Für sie stellt sich eher die Frage, wie solch ein Kombibad aussehen könnte. "Wenn man da nur das bestehende Becken überdacht, wäre das auch nur eine Behelfslösung", sagt sie. Schwimmmeister Heino Spickermann, der seit 20 Jahren im Freibad Voerde arbeitet, betrachtet die Lage realistisch. "Wahrscheinlich wird es bei der Standortwahl am Ende darauf ankommen, was die günstigste Lösung ist", glaubt er. Die vermutet er eher am Standort Friedrichsfeld als in der Stadtmitte. "Dort könnte man einfach ans Hallenbad anbauen. Außerdem ist das Becken hier im Freibad ziemlich groß und eigentlich brauchen wir in der Stadt keine 50-Meter-Bahn.

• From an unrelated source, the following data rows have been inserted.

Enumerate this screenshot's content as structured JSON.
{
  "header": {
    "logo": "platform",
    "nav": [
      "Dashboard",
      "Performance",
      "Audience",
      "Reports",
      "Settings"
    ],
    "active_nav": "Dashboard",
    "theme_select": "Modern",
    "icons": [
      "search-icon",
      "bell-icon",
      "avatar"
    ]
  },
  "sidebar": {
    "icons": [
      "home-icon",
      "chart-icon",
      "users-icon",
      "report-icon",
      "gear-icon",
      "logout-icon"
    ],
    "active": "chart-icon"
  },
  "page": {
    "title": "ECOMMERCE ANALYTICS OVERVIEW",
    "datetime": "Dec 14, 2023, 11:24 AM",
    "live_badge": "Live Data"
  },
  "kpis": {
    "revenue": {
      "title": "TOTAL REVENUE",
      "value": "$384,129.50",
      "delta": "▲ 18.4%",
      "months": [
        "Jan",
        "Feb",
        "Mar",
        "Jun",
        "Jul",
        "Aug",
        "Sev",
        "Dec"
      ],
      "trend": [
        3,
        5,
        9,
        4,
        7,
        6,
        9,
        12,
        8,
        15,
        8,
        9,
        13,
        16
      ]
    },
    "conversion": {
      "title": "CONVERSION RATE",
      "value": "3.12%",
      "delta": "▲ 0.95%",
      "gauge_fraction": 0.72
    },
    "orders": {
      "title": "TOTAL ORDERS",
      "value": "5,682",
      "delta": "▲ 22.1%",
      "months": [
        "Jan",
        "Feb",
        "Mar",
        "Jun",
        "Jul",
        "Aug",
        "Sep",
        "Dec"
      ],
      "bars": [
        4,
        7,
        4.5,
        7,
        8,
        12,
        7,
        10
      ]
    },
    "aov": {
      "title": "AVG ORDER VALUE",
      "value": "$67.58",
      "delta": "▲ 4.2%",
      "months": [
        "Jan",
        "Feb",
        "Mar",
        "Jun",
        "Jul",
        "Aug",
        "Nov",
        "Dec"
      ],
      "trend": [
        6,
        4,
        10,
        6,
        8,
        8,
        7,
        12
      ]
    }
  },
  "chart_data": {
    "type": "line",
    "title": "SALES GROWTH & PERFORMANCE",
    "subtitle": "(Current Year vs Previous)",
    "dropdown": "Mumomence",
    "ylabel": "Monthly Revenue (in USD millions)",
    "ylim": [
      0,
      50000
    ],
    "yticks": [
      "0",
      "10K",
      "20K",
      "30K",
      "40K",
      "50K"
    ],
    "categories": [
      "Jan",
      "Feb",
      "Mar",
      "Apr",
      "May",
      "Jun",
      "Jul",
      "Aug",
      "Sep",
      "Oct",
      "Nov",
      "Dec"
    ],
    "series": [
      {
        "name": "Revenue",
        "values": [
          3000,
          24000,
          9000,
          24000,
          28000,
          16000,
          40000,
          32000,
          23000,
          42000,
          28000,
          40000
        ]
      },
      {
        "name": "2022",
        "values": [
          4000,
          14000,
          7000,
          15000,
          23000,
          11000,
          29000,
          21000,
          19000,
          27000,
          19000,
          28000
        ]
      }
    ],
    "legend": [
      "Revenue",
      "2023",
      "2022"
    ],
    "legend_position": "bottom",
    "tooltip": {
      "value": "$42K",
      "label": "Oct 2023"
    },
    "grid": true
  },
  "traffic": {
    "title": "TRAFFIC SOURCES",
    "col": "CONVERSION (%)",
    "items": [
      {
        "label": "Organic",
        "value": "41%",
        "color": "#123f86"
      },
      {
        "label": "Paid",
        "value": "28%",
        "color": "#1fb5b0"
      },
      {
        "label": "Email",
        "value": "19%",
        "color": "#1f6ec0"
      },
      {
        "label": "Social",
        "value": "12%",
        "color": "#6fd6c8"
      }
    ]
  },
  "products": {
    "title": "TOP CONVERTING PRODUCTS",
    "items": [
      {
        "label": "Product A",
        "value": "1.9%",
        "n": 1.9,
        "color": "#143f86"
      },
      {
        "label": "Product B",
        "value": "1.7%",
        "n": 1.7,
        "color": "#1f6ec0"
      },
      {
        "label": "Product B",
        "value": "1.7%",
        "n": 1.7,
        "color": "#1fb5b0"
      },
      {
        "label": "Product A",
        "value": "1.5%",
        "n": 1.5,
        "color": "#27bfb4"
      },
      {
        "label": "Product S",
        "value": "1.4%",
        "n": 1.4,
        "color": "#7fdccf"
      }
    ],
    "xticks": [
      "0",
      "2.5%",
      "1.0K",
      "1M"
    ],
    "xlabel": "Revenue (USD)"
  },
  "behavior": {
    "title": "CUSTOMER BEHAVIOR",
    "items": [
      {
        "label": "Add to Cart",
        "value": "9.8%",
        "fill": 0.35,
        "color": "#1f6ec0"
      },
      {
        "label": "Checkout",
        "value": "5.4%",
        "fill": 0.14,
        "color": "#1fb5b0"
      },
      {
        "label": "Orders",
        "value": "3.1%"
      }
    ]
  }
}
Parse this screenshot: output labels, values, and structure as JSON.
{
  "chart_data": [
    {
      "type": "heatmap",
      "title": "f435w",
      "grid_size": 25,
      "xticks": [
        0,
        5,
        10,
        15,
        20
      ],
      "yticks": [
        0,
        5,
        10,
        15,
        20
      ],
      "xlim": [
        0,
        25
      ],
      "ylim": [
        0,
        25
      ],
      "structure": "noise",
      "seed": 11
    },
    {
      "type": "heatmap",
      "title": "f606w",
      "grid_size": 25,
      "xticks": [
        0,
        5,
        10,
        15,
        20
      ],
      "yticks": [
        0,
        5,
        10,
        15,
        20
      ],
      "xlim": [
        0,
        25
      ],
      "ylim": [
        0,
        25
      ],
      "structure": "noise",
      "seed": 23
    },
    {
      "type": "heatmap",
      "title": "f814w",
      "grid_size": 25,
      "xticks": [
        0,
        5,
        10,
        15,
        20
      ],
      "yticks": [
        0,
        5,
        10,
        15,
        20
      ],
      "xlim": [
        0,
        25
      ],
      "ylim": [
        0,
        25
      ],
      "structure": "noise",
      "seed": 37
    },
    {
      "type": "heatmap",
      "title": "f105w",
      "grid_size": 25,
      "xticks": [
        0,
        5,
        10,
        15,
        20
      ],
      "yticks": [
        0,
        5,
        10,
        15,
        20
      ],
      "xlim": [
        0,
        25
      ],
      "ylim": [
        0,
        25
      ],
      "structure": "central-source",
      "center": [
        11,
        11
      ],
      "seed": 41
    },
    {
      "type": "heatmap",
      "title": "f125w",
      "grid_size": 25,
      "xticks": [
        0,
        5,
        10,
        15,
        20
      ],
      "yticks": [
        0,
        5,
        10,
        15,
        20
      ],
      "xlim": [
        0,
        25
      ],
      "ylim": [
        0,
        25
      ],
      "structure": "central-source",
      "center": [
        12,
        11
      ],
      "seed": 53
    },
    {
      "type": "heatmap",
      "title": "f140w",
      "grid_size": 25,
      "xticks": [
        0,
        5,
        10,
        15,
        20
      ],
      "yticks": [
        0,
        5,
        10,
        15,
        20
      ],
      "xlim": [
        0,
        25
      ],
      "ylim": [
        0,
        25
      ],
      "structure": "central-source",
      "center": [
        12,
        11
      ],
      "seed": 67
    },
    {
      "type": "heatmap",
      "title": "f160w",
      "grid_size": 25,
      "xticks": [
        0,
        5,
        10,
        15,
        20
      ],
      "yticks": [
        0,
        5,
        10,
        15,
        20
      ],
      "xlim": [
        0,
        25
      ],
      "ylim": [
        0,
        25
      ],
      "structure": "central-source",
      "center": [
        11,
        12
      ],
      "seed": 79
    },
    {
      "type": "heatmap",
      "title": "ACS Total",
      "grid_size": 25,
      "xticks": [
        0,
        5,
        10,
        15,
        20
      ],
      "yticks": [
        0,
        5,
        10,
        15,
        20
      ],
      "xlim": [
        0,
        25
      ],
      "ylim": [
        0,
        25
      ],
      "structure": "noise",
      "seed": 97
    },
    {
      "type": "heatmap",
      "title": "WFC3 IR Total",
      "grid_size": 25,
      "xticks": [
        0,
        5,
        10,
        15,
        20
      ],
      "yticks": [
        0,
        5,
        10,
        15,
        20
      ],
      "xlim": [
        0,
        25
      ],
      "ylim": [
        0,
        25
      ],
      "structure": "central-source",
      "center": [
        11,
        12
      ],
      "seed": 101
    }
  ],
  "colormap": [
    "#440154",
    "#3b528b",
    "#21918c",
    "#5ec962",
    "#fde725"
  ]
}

Wir haben schließlich keine Olympia-Wettkämpfe hier", sagt der Schwimmmeister.

Wenn es nach Sigrid Weigert ginge, müsste man die Standortfrage gar nicht diskutieren. "Mir wäre es am liebsten, wenn wir beide Bäder behalten könnten", sagt sie. "Denn ich bin in beiden häufig zu Gast." Emotional betrachtet favorisiert sie dann allerdings eher das Freibad Voerde.

"Ich habe hier vor 45 Jahren meinen Mann kennen gelernt", verrät sie und blickt auf die alten Bäume, die Schatten auf der Liegewiese spenden. "So ein schönes Bad wie dieses hier, darf man eigentlich nicht schließen", findet Sigrid Weigert.